Obere Burg Pfullingen
Pfullingen, The county of Reutlingen
The castle was located in the southern settlement area of medieval Pfullingen and was used by the city’s noble family. For a long time, locals as well as historians thought that the Obere Burg was home to the “Count of Pfullichgau,” who was said to have come from the so-called “Pfullinger Grafenhaus.” As of today, there is no proof of such a Grafenhaus to have ever existed in the area of Pfullingen. A noble family must have lived in Pfullingen in the 11th century. However, whether said family lived in the Obere Burg or whether the castle already existed at that point in time also remains a mystery. In the 13th century, a knightly family called “of Pfullingen” is mentioned, but cannot definitely be connected to the aforementioned family. Nevertheless, they owned the castle as a fief of the Greifenstein family.
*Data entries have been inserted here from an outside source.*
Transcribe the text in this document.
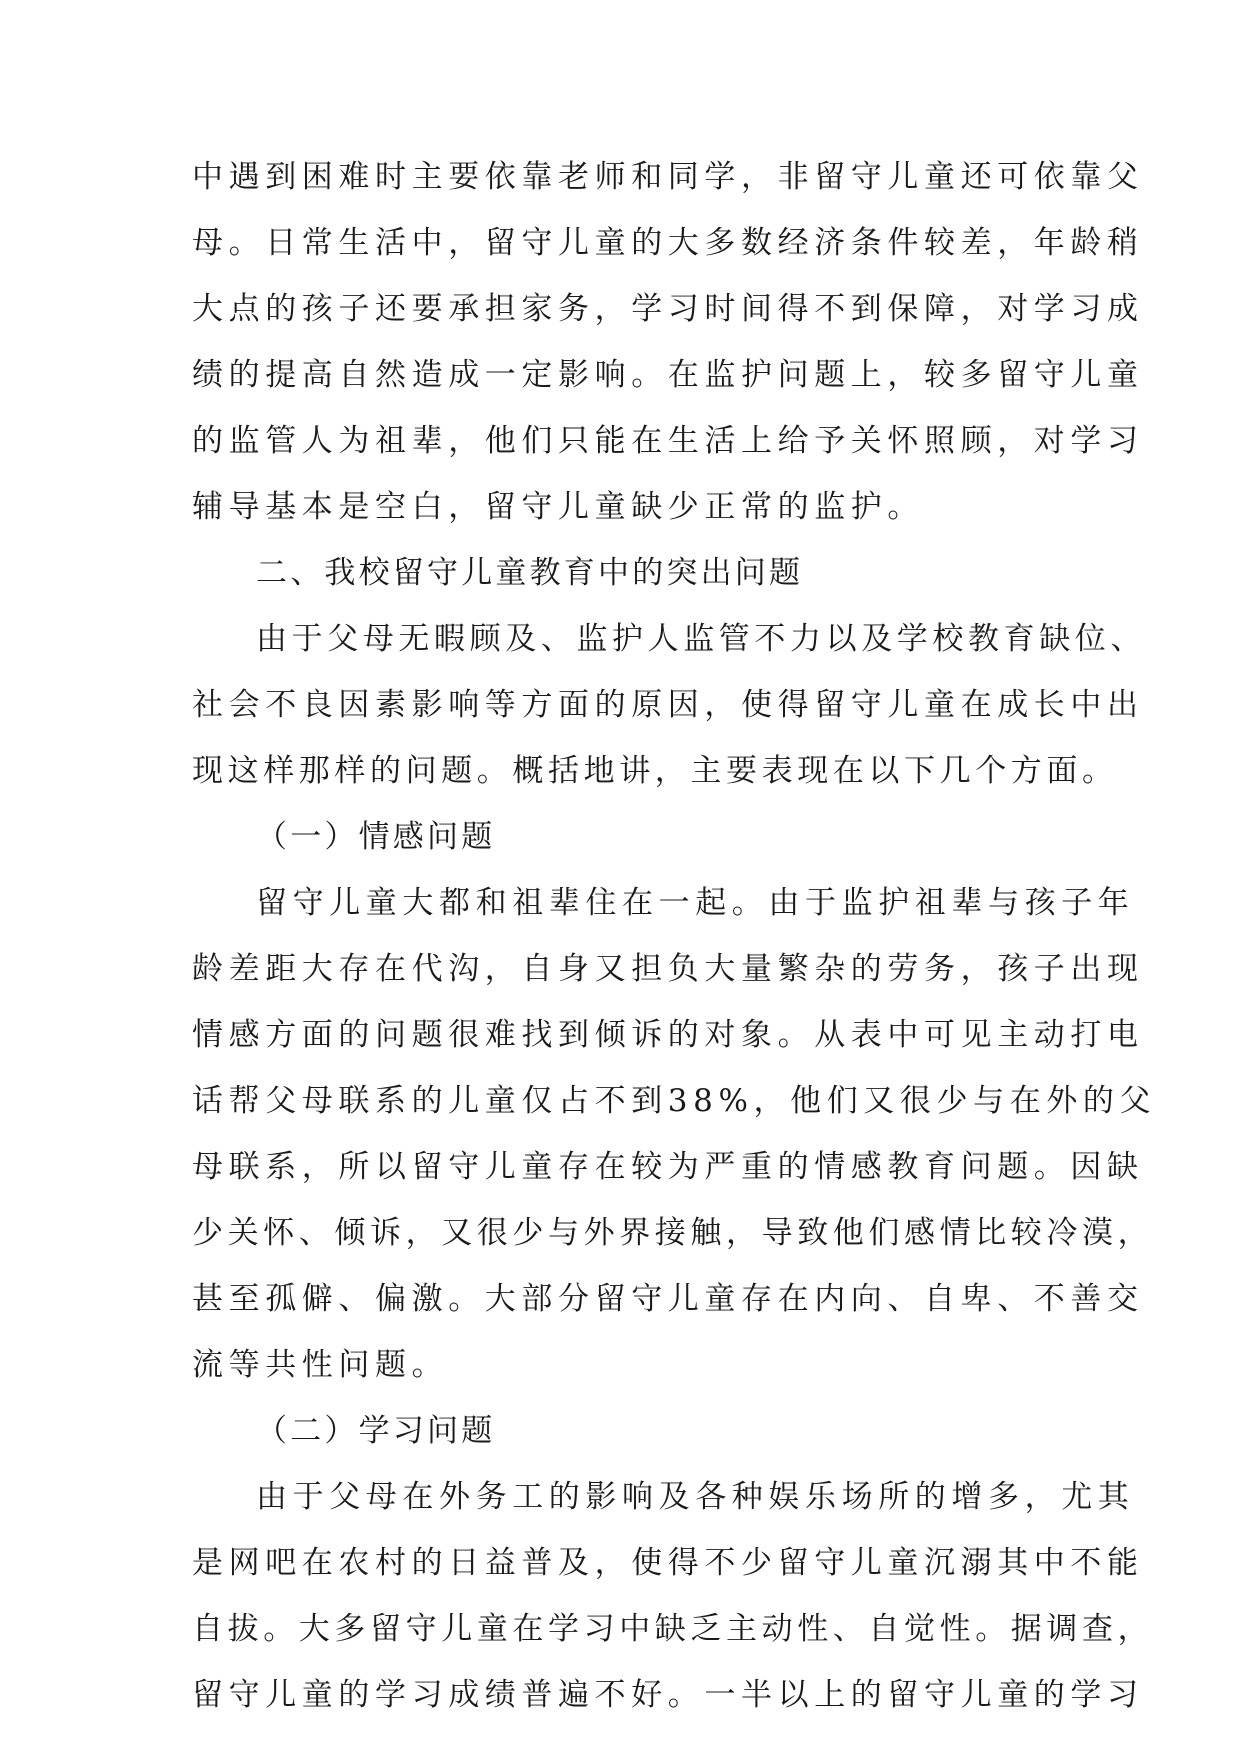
中遇到困难时主要依靠老师和同学，非留守儿童还可依靠父
母。日常生活中，留守儿童的大多数经济条件较差，年龄稍
大点的孩子还要承担家务，学习时间得不到保障，对学习成
绩的提高自然造成一定影响。在监护问题上，较多留守儿童
的监管人为祖辈，他们只能在生活上给予关怀照顾，对学习
辅导基本是空白，留守儿童缺少正常的监护。
二、我校留守儿童教育中的突出问题
由于父母无暇顾及、监护人监管不力以及学校教育缺位、
社会不良因素影响等方面的原因，使得留守儿童在成长中出
现这样那样的问题。概括地讲，主要表现在以下几个方面。
（一）情感问题
留守儿童大都和祖辈住在一起。由于监护祖辈与孩子年
龄差距大存在代沟，自身又担负大量繁杂的劳务，孩子出现
情感方面的问题很难找到倾诉的对象。从表中可见主动打电
话帮父母联系的儿童仅占不到38%，他们又很少与在外的父
母联系，所以留守儿童存在较为严重的情感教育问题。因缺
少关怀、倾诉，又很少与外界接触，导致他们感情比较冷漠，
甚至孤僻、偏激。大部分留守儿童存在内向、自卑、不善交
流等共性问题。
（二）学习问题
由于父母在外务工的影响及各种娱乐场所的增多，尤其
是网吧在农村的日益普及，使得不少留守儿童沉溺其中不能
自拔。大多留守儿童在学习中缺乏主动性、自觉性。据调查，
留守儿童的学习成绩普遍不好。一半以上的留守儿童的学习
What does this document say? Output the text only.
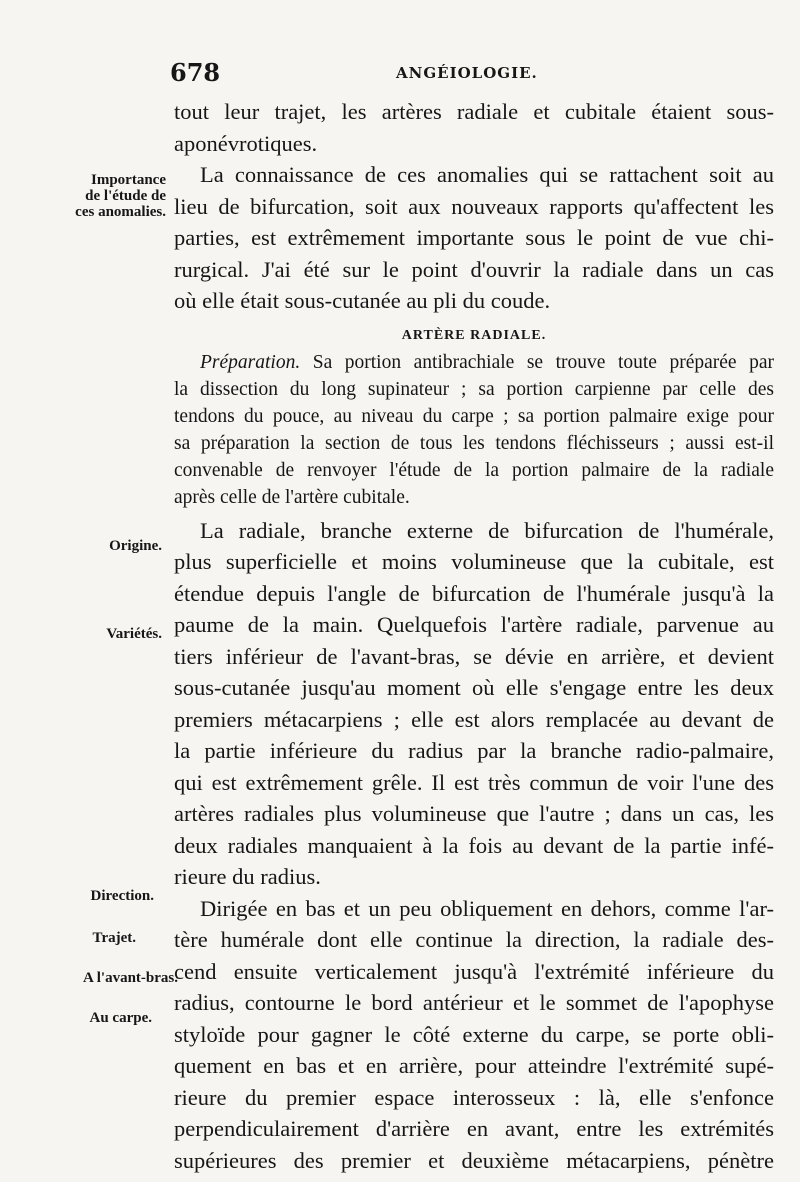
678	ANGÉIOLOGIE.
Importance
de l'étude de
ces anomalies.
Origine.
Variétés.
Direction.
Trajet.
A l'avant-bras.
Au carpe.
tout leur trajet, les artères radiale et cubitale étaient sous-
aponévrotiques.
La connaissance de ces anomalies qui se rattachent soit au
lieu de bifurcation, soit aux nouveaux rapports qu'affectent les
parties, est extrêmement importante sous le point de vue chi-
rurgical. J'ai été sur le point d'ouvrir la radiale dans un cas
où elle était sous-cutanée au pli du coude.
ARTÈRE RADIALE.
Préparation. Sa portion antibrachiale se trouve toute préparée par
la dissection du long supinateur ; sa portion carpienne par celle des
tendons du pouce, au niveau du carpe ; sa portion palmaire exige pour
sa préparation la section de tous les tendons fléchisseurs ; aussi est-il
convenable de renvoyer l'étude de la portion palmaire de la radiale
après celle de l'artère cubitale.
La radiale, branche externe de bifurcation de l'humérale,
plus superficielle et moins volumineuse que la cubitale, est
étendue depuis l'angle de bifurcation de l'humérale jusqu'à la
paume de la main. Quelquefois l'artère radiale, parvenue au
tiers inférieur de l'avant-bras, se dévie en arrière, et devient
sous-cutanée jusqu'au moment où elle s'engage entre les deux
premiers métacarpiens ; elle est alors remplacée au devant de
la partie inférieure du radius par la branche radio-palmaire,
qui est extrêmement grêle. Il est très commun de voir l'une des
artères radiales plus volumineuse que l'autre ; dans un cas, les
deux radiales manquaient à la fois au devant de la partie infé-
rieure du radius.
Dirigée en bas et un peu obliquement en dehors, comme l'ar-
tère humérale dont elle continue la direction, la radiale des-
cend ensuite verticalement jusqu'à l'extrémité inférieure du
radius, contourne le bord antérieur et le sommet de l'apophyse
styloïde pour gagner le côté externe du carpe, se porte obli-
quement en bas et en arrière, pour atteindre l'extrémité supé-
rieure du premier espace interosseux : là, elle s'enfonce
perpendiculairement d'arrière en avant, entre les extrémités
supérieures des premier et deuxième métacarpiens, pénètre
All in all, this means that important basic knowledge about the castle, such as when it was built and by who, is still missing. In 1338, a so-called Mechthild of Pfullingen owned the Obere Burg, but, again, it is unclear whether she and her family inhabited it or whether it was even intact at the time. Like other Greifenstein castles, it could have been destroyed in the Reichskrieg, or, at the very latest, must have fallen in the War of Cities in 1388, because afterwards it was described as a Burgstall. With the help of old place names, the archivist Wilhelm Kinkelin was able to narrow down its approximate location. It is therefore known that the majority of the castle’s remains must have been gone by 1521, when a new garden was laid out at its estimated site. Any other visible traces seemingly got erased at the beginning of the 20th century, when the site was used to extract building material.